DP News – Week 12. CJEU expects claims related to the Digital Markets Act, Romanian court refers ePrivacyDirective issues to the CJEU.
Marc van der Woude, the president of the General Court of the Court of Justice of the European Union, expects legal challenges to the Digital Markets Act by the end of 2023. “Probably the end of this year, beginning of next year we might see the first cases and I don’t think it will stop”, he says.
The Digital Markets Act (DMA), which became effective in November, will categorize online platforms as gatekeepers if they meet specific requirements, including having more than 45 million users. Gatekeepers are companies that have control over data and platform access. The DMA imposes a set of obligations on these gatekeepers, such as ensuring that their messaging services are interoperable, and prohibiting certain actions, such as favoring their own products and services on their platforms.

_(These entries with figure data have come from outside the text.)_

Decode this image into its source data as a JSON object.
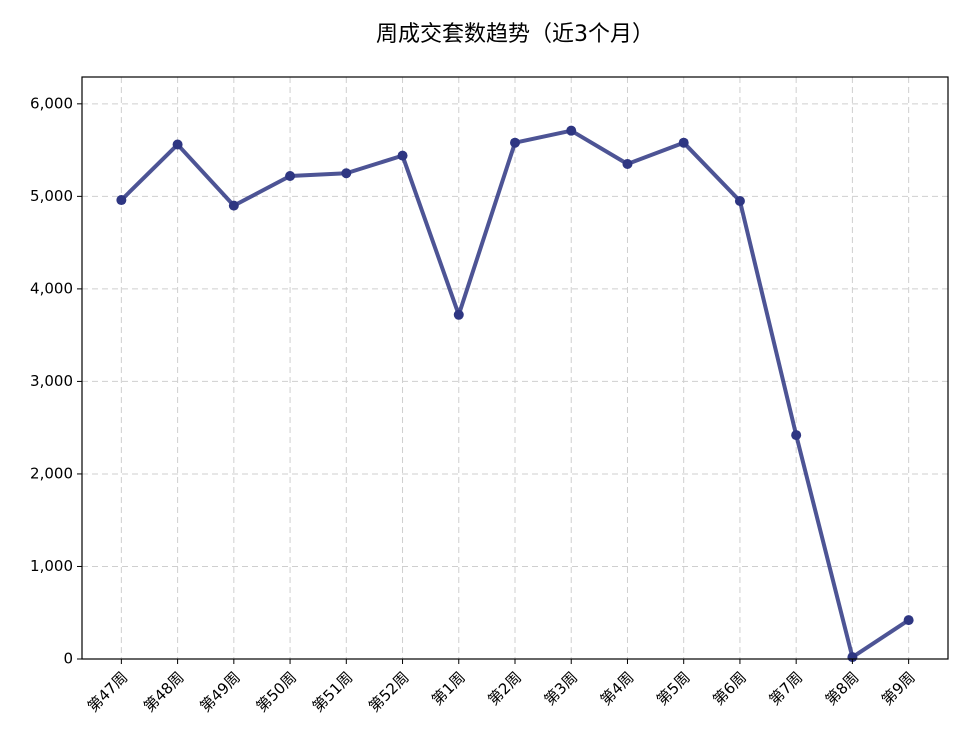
{
  "chart_data": {
    "type": "line",
    "title": "周成交套数趋势（近3个月）",
    "categories": [
      "第47周",
      "第48周",
      "第49周",
      "第50周",
      "第51周",
      "第52周",
      "第1周",
      "第2周",
      "第3周",
      "第4周",
      "第5周",
      "第6周",
      "第7周",
      "第8周",
      "第9周"
    ],
    "values": [
      4960,
      5560,
      4900,
      5220,
      5250,
      5440,
      3720,
      5580,
      5710,
      5350,
      5580,
      4950,
      2420,
      20,
      420
    ],
    "color": "#2e3682",
    "ylim": [
      0,
      6290
    ],
    "yticks": [
      0,
      {
        "value": 1000,
        "label": "1,000"
      },
      {
        "value": 2000,
        "label": "2,000"
      },
      {
        "value": 3000,
        "label": "3,000"
      },
      {
        "value": 4000,
        "label": "4,000"
      },
      {
        "value": 5000,
        "label": "5,000"
      },
      {
        "value": 6000,
        "label": "6,000"
      }
    ],
    "grid": true
  }
}
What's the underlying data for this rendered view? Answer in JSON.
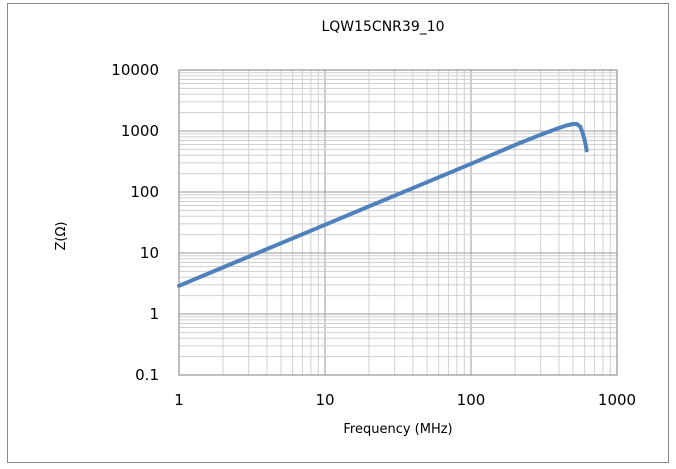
{
  "chart_data": {
    "type": "line",
    "title": "LQW15CNR39_10",
    "xlabel": "Frequency (MHz)",
    "ylabel": "Z(Ω)",
    "x_scale": "log",
    "y_scale": "log",
    "xlim": [
      1,
      1000
    ],
    "ylim": [
      0.1,
      10000
    ],
    "x_ticks": [
      "1",
      "10",
      "100",
      "1000"
    ],
    "y_ticks": [
      "0.1",
      "1",
      "10",
      "100",
      "1000",
      "10000"
    ],
    "grid": true,
    "legend": "none",
    "series": [
      {
        "color": "#4f81bd",
        "x": [
          1,
          2,
          5,
          10,
          20,
          50,
          100,
          200,
          300,
          400,
          450,
          500,
          530,
          560,
          580,
          600,
          620
        ],
        "y": [
          2.9,
          5.8,
          14.5,
          29,
          58,
          145,
          290,
          590,
          870,
          1120,
          1230,
          1300,
          1300,
          1180,
          950,
          720,
          480
        ]
      }
    ]
  }
}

Among big techs previously voicing concerns about DMA are Apple and Google, and now they can bring complaints against the status of ‘gatekeeper’ as such and associated requirements.

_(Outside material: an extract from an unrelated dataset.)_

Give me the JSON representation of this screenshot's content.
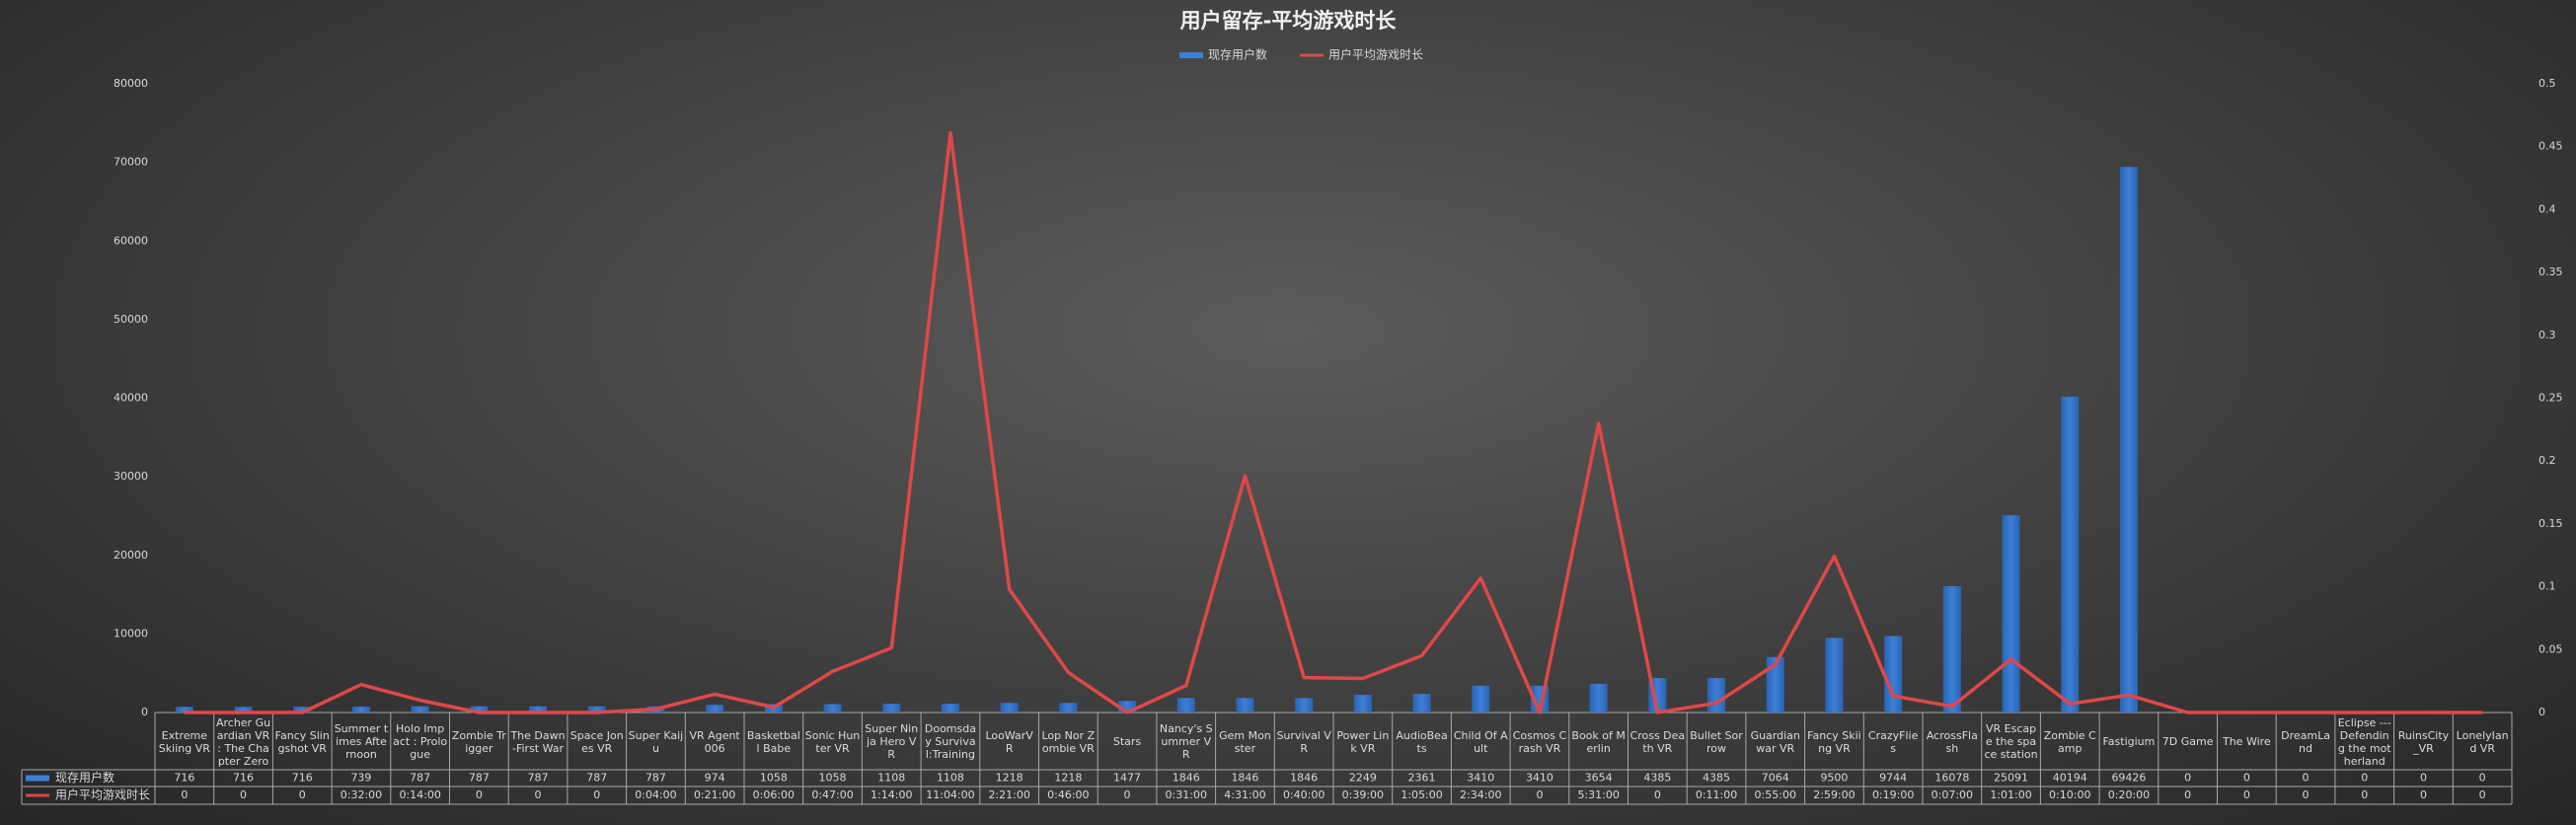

In Romania, the Bucharest Court of Appeal referred to the CJEU several questions related to the understanding of several concepts under the ePrivacy Directive – namely, “in the context of the sale of a product or a service” and “direct marketing of its own similar products or services” (Article 13(2) of the Directive).
In the considered scenario, a user created a free account with a website and subscribed for daily newsletters to be freely accessed with that account, and he also set up paid access to additionally receive some materials available for payment. When setting up his account, the user provided the website with his email address.
Among the questions referred, the most intriguing are probably the following ones:
1) within the meaning of Article 13(2) of the ePrivacyDirective, was the user’s email address obtained by the website “in the context of the sale of a product or a service”, and whether the delivery of newsletters constitutes “direct marketing of its own similar products or services”;
2) If yes, what would be the appropriate legal basis (as per the GDPR Article 6) for the website to choose in such a case.
In our view, applying the rule of law to the circumstances as specified above, the answer to Q1 should be “yes”, while ‘legitimate interest’ may work as the legal basis in this scenario (not to forget about the requirement to conduct a ‘legitimate interest assessment’ before the data processing starts).